Collaborations with Government Agencies
Several U.S. government agencies, including the Commodity Futures Trading Commission and the Internal Revenue Service, have agreed to allow FTX to prioritize customer repayments over fines and tax debts. Additionally, a liquidator appointed in the Bahamas has agreed to work with FTX after previously challenging the company's authority to file for bankruptcy in the U.S.
Leadership Remarks
FTX CEO John Ray expressed gratitude for the progress made, stating that the achievement was only possible due to the "experience and tireless work of the team of professionals" who have recovered billions by rebuilding the company's financial records and gathering assets globally.
"Today's achievement is only possible because of the experience and tireless work of the team of professionals supporting this case, who have recovered billions of dollars by rebuilding FTX's books from the ground up and from there marshaling assets from around the globe,"

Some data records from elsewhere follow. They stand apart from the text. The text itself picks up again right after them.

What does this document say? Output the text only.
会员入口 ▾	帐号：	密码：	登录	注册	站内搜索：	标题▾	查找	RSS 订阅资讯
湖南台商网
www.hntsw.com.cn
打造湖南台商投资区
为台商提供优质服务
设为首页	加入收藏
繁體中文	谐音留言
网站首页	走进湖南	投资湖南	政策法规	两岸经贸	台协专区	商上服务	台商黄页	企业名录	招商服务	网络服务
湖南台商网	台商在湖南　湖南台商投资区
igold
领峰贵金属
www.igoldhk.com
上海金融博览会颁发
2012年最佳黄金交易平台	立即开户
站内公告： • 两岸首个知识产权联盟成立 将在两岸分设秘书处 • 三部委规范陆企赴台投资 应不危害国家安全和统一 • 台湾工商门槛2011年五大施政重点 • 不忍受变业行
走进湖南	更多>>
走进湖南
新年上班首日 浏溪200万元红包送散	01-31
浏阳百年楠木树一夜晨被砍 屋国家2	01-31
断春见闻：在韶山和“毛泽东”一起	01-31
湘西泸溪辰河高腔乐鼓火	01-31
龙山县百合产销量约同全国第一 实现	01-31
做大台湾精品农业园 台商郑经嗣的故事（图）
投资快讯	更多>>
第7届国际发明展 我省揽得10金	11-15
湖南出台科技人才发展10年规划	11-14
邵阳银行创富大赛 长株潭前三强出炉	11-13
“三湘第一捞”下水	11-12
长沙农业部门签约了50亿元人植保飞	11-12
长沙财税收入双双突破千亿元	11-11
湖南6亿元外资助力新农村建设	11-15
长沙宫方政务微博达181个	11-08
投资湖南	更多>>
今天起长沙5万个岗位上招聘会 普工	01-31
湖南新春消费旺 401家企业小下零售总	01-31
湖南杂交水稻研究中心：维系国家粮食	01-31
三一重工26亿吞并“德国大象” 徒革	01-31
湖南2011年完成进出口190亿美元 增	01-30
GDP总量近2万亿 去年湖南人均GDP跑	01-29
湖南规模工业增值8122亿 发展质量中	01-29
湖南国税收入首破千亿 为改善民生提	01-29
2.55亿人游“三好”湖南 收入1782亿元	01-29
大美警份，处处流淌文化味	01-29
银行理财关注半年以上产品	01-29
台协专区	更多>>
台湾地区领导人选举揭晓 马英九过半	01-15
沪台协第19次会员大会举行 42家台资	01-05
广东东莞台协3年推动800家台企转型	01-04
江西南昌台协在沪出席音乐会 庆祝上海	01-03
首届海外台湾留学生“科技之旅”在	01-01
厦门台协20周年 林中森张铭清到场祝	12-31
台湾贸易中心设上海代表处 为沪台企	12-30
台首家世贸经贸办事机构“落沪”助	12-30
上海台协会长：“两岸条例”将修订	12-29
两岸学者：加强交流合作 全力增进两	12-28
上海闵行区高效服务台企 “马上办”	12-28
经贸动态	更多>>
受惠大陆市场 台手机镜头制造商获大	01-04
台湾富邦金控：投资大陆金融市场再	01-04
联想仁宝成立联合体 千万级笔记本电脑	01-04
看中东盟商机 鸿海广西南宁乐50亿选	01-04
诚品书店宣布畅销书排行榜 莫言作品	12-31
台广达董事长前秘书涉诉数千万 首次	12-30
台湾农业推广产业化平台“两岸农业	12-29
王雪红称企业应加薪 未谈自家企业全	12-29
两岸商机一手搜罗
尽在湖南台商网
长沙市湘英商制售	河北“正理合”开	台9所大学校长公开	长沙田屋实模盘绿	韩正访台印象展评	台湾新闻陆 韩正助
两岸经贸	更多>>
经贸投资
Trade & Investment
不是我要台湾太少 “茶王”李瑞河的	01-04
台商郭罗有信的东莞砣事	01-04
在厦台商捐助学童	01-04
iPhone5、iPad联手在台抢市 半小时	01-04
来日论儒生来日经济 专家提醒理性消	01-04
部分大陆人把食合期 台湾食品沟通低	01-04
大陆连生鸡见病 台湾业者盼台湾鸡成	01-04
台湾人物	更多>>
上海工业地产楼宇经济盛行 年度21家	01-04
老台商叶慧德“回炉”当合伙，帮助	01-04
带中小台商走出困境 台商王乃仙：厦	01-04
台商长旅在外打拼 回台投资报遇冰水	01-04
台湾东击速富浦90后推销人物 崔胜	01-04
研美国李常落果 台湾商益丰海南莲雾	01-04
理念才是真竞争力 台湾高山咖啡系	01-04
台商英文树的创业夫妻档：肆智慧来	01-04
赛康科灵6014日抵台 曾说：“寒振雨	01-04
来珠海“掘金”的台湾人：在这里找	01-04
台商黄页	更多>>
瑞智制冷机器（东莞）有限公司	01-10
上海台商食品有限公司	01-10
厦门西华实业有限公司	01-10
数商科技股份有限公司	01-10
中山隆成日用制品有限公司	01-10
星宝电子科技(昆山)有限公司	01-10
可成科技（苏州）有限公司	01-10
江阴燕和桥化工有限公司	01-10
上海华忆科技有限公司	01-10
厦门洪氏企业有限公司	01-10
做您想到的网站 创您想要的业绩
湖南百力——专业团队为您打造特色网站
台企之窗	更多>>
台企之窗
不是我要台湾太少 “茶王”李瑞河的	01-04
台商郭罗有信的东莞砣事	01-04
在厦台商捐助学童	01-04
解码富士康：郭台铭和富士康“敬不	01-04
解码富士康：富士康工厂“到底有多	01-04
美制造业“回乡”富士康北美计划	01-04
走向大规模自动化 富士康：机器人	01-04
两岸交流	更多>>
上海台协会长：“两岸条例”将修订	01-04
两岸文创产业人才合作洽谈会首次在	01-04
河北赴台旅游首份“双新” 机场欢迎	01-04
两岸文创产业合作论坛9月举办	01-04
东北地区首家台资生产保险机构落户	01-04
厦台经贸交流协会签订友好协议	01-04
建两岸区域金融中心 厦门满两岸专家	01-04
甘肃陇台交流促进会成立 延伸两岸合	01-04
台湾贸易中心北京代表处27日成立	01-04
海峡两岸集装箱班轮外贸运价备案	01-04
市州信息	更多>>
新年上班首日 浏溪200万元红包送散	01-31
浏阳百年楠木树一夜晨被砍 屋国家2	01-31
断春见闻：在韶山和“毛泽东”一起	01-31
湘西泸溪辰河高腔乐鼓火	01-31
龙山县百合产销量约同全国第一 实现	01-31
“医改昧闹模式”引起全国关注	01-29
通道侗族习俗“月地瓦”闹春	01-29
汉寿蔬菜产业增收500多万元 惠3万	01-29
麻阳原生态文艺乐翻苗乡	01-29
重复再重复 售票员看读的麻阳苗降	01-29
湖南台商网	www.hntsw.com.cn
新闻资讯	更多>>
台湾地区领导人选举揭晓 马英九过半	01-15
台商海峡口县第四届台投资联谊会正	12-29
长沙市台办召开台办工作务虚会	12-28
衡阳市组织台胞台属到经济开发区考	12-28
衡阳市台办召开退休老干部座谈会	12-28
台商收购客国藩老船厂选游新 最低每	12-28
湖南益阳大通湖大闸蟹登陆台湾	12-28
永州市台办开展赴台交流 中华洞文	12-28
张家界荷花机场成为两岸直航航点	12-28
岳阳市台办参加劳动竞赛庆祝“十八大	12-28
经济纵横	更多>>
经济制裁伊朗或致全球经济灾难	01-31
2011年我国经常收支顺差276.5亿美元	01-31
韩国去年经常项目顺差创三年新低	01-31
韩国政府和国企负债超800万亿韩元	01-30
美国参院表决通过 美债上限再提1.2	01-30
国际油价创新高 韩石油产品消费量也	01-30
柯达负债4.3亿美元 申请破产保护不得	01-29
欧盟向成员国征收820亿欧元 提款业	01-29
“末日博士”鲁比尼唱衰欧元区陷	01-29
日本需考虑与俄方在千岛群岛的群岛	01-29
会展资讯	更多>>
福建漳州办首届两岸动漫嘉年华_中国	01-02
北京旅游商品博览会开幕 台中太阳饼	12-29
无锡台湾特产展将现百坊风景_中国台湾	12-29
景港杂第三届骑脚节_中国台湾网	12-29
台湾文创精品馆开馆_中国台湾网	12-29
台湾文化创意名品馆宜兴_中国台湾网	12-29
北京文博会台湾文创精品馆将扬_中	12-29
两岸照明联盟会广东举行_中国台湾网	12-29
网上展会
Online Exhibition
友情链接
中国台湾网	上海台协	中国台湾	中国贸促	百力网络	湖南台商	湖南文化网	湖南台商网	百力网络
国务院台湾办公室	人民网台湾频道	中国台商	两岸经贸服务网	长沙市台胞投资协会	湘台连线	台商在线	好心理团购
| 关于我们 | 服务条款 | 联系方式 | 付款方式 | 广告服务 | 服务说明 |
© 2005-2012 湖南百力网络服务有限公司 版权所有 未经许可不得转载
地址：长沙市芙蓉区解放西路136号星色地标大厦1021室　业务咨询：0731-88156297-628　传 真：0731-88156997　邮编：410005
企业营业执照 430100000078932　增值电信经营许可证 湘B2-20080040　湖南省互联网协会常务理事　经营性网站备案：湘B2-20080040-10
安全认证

FTX CEO John Ray said in a statement on Monday according to Reuters.
Challenges Ahead
At the time of the bankruptcy filing, FTX.com held only 0.1% of the Bitcoin that customers believed they had deposited. Financial adviser Steve Coverick noted that it would be prohibitively expensive to purchase billions in cryptocurrencies on the open market to repay customers in the exact assets they held prior to the bankruptcy.
The court's approval marks a significant step forward for FTX and its customers. With the plan in place, many customers are expected to recover their funds, bringing a measure of resolution to one of the most significant collapses in the cryptocurrency industry.